Nutrition – carbon source

• Nutrients in growth media contain necessary elements for new organisms' synthesis.
• Some use photosynthetic energy to reduce carbon dioxide.
• Autotrophs don't require organic nutrients for growth.
• Chemolithotrophs use inorganic chemicals and carbon dioxide as energy sources.
• Heterotrophs require organic carbon.

Nitrogen Source

• Nitrogen is essential for various compounds, including proteins and nucleic acids.
• Two major processes for acquiring nitrogen are nitrogen fixation and ammonification.

Sulfur source

• Some autotrophs oxidize sulfur to sulfate.
• Many organisms use sulfate as a sulfur source.
• H₂S is produced; this compound can be toxic for certain organisms.

Phosphorus Source

• Phosphate is essential for ATP, nucleic acids, and coenzymes.
• It is present in many metabolites, cell wall components, lipids and even some proteins.
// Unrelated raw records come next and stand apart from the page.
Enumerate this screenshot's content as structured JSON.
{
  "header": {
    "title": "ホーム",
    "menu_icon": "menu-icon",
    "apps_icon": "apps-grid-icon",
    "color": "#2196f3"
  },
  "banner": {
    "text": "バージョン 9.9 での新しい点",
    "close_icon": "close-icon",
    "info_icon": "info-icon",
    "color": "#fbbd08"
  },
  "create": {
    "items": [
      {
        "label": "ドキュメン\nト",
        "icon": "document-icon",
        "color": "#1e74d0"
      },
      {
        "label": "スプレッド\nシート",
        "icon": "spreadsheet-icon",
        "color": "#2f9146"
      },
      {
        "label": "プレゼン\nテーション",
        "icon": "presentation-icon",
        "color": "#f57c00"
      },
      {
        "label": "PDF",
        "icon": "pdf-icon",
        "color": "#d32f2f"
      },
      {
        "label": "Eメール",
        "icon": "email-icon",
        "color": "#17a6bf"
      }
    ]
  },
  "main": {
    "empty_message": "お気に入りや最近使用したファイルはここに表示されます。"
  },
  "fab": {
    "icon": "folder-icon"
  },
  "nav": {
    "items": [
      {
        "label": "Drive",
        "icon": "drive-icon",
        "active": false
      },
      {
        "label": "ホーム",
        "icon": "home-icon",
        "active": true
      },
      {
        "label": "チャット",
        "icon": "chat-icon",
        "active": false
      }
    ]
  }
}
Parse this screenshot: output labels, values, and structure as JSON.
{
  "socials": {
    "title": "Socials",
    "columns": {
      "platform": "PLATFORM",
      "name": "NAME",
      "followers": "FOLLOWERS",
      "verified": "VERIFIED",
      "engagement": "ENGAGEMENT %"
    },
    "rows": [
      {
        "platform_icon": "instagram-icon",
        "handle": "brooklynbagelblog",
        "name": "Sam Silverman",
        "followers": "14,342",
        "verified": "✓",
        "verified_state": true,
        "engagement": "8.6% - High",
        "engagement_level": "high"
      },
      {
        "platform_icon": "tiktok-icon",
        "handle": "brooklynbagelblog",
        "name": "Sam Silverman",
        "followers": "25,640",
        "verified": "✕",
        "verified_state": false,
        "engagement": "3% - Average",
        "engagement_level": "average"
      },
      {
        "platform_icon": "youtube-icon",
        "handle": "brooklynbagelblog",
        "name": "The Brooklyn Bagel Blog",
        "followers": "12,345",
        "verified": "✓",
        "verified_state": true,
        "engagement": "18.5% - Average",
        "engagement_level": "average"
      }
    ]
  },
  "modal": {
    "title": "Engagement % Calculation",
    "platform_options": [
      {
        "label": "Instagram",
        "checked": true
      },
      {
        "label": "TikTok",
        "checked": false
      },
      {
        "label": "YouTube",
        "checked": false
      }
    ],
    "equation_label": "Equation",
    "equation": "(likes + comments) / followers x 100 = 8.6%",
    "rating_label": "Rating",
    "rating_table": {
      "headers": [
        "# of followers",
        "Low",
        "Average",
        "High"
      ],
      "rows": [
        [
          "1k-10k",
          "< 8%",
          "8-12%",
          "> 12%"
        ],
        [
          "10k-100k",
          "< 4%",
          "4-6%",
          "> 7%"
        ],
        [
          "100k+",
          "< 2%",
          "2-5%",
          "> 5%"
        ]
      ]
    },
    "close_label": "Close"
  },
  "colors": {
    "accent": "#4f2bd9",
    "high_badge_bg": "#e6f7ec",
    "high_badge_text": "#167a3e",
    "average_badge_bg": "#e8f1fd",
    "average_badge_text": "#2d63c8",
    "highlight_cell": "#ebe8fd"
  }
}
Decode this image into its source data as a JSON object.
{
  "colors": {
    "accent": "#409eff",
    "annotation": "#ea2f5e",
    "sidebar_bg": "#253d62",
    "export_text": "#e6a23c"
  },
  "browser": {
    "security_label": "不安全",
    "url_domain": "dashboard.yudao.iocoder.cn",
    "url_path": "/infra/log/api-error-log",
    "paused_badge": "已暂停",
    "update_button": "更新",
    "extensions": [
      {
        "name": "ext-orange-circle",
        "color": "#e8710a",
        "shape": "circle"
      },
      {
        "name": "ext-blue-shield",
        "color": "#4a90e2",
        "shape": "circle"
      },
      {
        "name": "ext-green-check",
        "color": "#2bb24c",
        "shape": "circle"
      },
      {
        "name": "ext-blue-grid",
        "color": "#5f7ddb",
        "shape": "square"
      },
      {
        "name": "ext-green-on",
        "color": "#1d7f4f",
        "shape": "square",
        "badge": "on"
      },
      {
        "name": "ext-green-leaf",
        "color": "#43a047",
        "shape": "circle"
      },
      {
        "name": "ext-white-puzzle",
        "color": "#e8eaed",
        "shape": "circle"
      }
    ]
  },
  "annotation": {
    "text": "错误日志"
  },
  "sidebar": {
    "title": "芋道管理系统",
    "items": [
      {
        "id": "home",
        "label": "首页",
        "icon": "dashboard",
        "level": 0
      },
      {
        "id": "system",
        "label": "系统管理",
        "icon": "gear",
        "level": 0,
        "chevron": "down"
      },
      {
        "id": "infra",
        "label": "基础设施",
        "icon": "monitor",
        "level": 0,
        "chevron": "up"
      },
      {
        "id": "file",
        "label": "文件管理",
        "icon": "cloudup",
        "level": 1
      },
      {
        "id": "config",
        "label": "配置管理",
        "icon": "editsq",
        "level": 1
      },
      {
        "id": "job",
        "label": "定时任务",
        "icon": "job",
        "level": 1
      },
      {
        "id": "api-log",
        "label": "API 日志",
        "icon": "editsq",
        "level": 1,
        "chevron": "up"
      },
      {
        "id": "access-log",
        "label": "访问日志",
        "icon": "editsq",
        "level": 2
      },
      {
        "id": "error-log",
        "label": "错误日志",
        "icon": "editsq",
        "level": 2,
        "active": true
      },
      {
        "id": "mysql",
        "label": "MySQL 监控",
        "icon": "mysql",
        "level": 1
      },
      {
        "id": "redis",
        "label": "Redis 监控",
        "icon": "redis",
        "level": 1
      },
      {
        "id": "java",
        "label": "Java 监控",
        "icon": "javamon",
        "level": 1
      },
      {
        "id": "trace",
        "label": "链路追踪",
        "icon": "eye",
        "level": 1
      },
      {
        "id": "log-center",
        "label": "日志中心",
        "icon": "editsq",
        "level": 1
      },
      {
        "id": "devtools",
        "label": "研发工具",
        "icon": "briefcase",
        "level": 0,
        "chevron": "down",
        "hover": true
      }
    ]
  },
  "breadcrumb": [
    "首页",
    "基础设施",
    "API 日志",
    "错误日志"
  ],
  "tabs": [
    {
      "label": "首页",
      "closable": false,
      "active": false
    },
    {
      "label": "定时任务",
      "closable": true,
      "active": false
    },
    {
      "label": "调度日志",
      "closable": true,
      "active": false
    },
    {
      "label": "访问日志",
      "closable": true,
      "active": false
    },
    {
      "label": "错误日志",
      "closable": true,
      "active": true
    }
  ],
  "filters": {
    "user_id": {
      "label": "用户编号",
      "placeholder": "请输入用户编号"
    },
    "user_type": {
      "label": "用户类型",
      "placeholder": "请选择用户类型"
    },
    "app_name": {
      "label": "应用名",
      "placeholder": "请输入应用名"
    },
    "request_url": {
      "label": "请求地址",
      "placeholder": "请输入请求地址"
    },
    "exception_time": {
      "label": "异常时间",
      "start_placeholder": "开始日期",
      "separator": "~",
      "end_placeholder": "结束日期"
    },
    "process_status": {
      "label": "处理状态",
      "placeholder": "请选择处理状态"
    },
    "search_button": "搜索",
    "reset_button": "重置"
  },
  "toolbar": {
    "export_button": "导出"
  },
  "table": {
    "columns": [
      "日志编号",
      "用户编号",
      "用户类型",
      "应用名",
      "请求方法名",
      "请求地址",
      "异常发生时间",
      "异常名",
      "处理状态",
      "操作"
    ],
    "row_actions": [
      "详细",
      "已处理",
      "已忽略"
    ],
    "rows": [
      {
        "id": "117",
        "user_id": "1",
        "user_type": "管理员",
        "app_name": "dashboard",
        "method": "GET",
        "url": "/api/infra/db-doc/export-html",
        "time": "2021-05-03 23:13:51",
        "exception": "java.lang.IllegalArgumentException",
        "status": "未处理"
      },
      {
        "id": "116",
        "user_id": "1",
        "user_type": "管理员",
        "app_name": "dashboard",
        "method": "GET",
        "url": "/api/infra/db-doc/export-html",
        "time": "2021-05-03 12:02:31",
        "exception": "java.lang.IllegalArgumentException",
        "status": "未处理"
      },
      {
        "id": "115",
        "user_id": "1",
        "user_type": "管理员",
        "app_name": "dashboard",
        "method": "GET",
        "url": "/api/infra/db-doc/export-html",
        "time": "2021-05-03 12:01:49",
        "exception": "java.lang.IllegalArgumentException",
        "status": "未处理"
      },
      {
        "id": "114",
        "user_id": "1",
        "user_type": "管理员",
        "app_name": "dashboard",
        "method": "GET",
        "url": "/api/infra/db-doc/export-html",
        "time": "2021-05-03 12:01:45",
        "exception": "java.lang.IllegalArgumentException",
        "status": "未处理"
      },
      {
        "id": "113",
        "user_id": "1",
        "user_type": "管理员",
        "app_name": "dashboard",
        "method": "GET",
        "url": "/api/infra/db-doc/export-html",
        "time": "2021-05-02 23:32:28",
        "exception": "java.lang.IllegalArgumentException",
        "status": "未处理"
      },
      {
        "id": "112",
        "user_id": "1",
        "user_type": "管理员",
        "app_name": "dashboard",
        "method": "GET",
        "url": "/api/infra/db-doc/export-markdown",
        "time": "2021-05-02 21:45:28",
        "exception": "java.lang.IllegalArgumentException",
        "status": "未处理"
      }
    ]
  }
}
Environmental factors affecting growth

• Nutrients:
  • Hydrogen lon concentration (pH)
  • Neutralophiles (optimal pH 6.0–8.0)
  • Acidophiles (optimal pH <3.0)
  • Alkaliphiles (optimal pH >10.5)
• Temperature:
  • Psychrophilic (-5 to 15°C)
  • Psychrotrophs (20-30°C but adaptable to lower)
  • Mesophiles(30-37°C)
  • Thermophiles (50-60°C)
  • Hyperthermophiles (temperatures exceeding boiling)
• Aeration:
  • Aerobic (oxygen requirement)
  • Anaerobic (absence of oxygen needed)
  • Facultative anaerobes
  • Aerotolerant anaerobes
  • Microaerophiles (optimum at lower oxygen requirements)

Cultivation methods - Culture media

• Classification by consistency:

  • Liquid media
  • Solid media
  • Semi-solid media

• Based on functional or growth applications:

  • Basal media
  • Enrichment media
  • Differential media
  • Transport media
  • Anaerobic media

• Classification by nutrition components:

  • Simple media
  • Complex media
  • Synthetic media

Cultivation of bacteria - isolation of microorganisms in pure culture

• Streak culture
• Lawn culture
• Stroke culture
• Pour plate culture
• Liquid culture

Aerobic and Anaerobic Cultivation

• Gas pack method
• Evacuation replacement method

Dilution method

• Serial dilution techniques to determine bacterial counts.